When it comes to employee compensation, we typically think in terms of salary and qualified retirement plans. These two components represent the guaranteed elements of an employee’s compensation package. They are essential and, more often than not, they are adequate for the majority of employees. But physicians have unique financial needs, including creative retirement planning solutions and avenues for tax-sheltering. They also have student loan debts that are far greater than average.
While it’s common to see physician compensation packages that include RVUs, signing bonuses, and/or a form of income guarantee, these compensation elements do not address physicians’ unique needs. When hospitals find a way to do so, they are able to distinguish themselves in the marketplace. A more dynamic compensation package can offer more value to physicians, which ultimately aids in recruitment and retention, and can increase physician satisfaction and engagement.

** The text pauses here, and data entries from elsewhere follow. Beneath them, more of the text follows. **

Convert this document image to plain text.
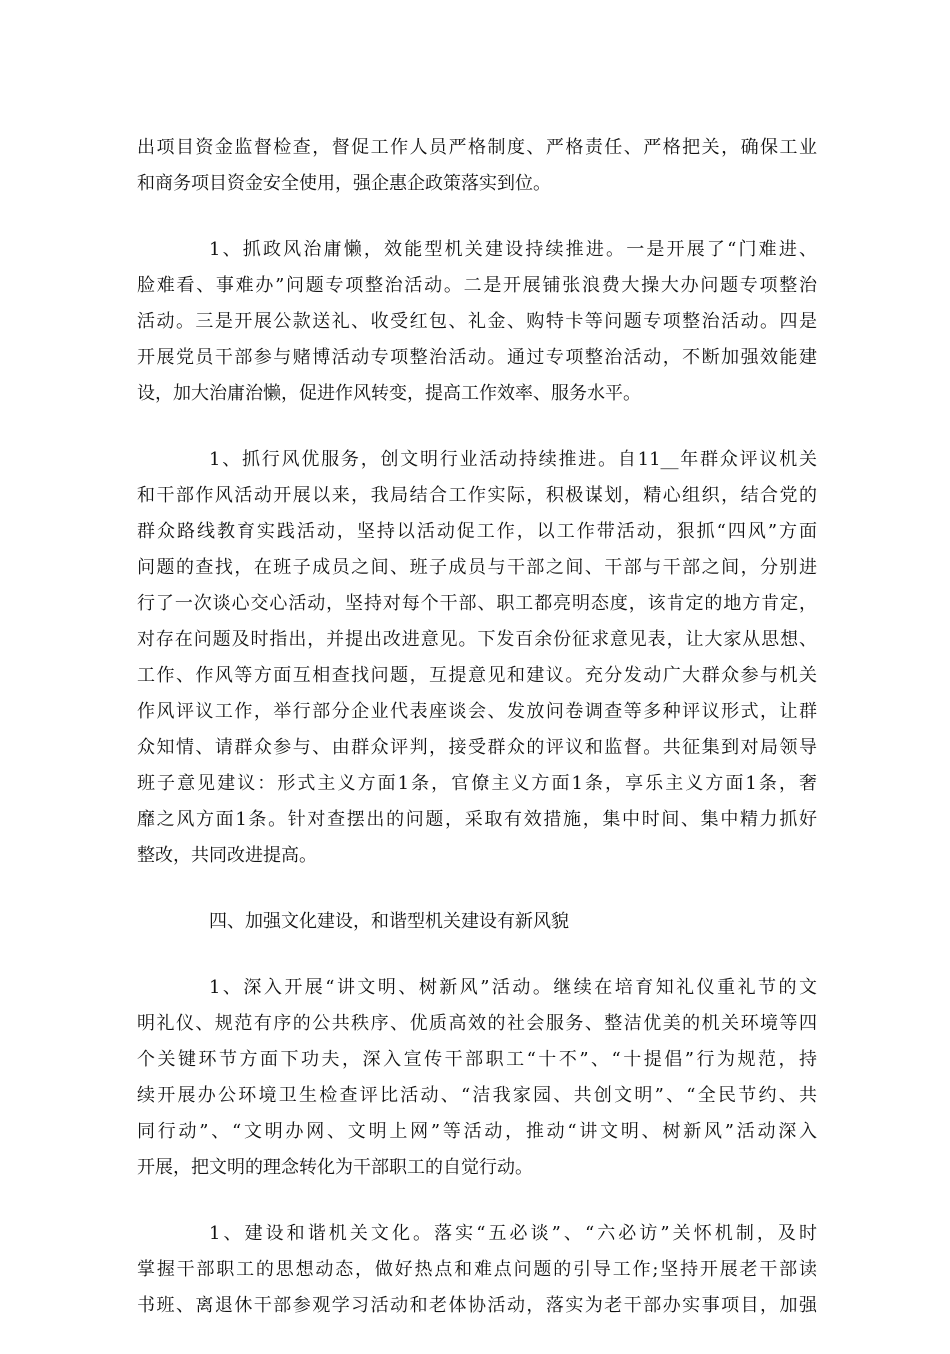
出项目资金监督检查，督促工作人员严格制度、严格责任、严格把关，确保工业
和商务项目资金安全使用，强企惠企政策落实到位。
1、抓政风治庸懒，效能型机关建设持续推进。一是开展了“门难进、
脸难看、事难办”问题专项整治活动。二是开展铺张浪费大操大办问题专项整治
活动。三是开展公款送礼、收受红包、礼金、购特卡等问题专项整治活动。四是
开展党员干部参与赌博活动专项整治活动。通过专项整治活动，不断加强效能建
设，加大治庸治懒，促进作风转变，提高工作效率、服务水平。
1、抓行风优服务，创文明行业活动持续推进。自11__年群众评议机关
和干部作风活动开展以来，我局结合工作实际，积极谋划，精心组织，结合党的
群众路线教育实践活动，坚持以活动促工作，以工作带活动，狠抓“四风”方面
问题的查找，在班子成员之间、班子成员与干部之间、干部与干部之间，分别进
行了一次谈心交心活动，坚持对每个干部、职工都亮明态度，该肯定的地方肯定，
对存在问题及时指出，并提出改进意见。下发百余份征求意见表，让大家从思想、
工作、作风等方面互相查找问题，互提意见和建议。充分发动广大群众参与机关
作风评议工作，举行部分企业代表座谈会、发放问卷调查等多种评议形式，让群
众知情、请群众参与、由群众评判，接受群众的评议和监督。共征集到对局领导
班子意见建议：形式主义方面1条，官僚主义方面1条，享乐主义方面1条，奢
靡之风方面1条。针对查摆出的问题，采取有效措施，集中时间、集中精力抓好
整改，共同改进提高。
四、加强文化建设，和谐型机关建设有新风貌
1、深入开展“讲文明、树新风”活动。继续在培育知礼仪重礼节的文
明礼仪、规范有序的公共秩序、优质高效的社会服务、整洁优美的机关环境等四
个关键环节方面下功夫，深入宣传干部职工“十不”、“十提倡”行为规范，持
续开展办公环境卫生检查评比活动、“洁我家园、共创文明”、“全民节约、共
同行动”、“文明办网、文明上网”等活动，推动“讲文明、树新风”活动深入
开展，把文明的理念转化为干部职工的自觉行动。
1、建设和谐机关文化。落实“五必谈”、“六必访”关怀机制，及时
掌握干部职工的思想动态，做好热点和难点问题的引导工作;坚持开展老干部读
书班、离退休干部参观学习活动和老体协活动，落实为老干部办实事项目，加强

When building physician employee compensation packages, we believe administrators should consider using the following four components:
- Guaranteed, short-term rewards
- Guaranteed, long-term rewards
- At risk, short-term rewards
- At risk, long-term rewards
One of the best things about this compensation model is that it’s highly customizable. We tailor our Physician Employment Strategies to meet the individual needs of our clients. The at-risk portion of a physician’s compensation package can be linked to a facility’s organizational goals. If retention is a top issue, more emphasis can be placed on at risk, long-term rewards. If a hospital is looking to improve productivity, it can use its at-risk, short-term rewards to incentivize improvements in productivity.
In order to link compensation to organizational goals, you need to be able to measure the criteria that matters most to your organization. Through our strategic partner network, our clients have access to data analytic tools that help them measure things like productivity, patient satisfaction, and quality, making it easier for them to use compensation as a tool for growth.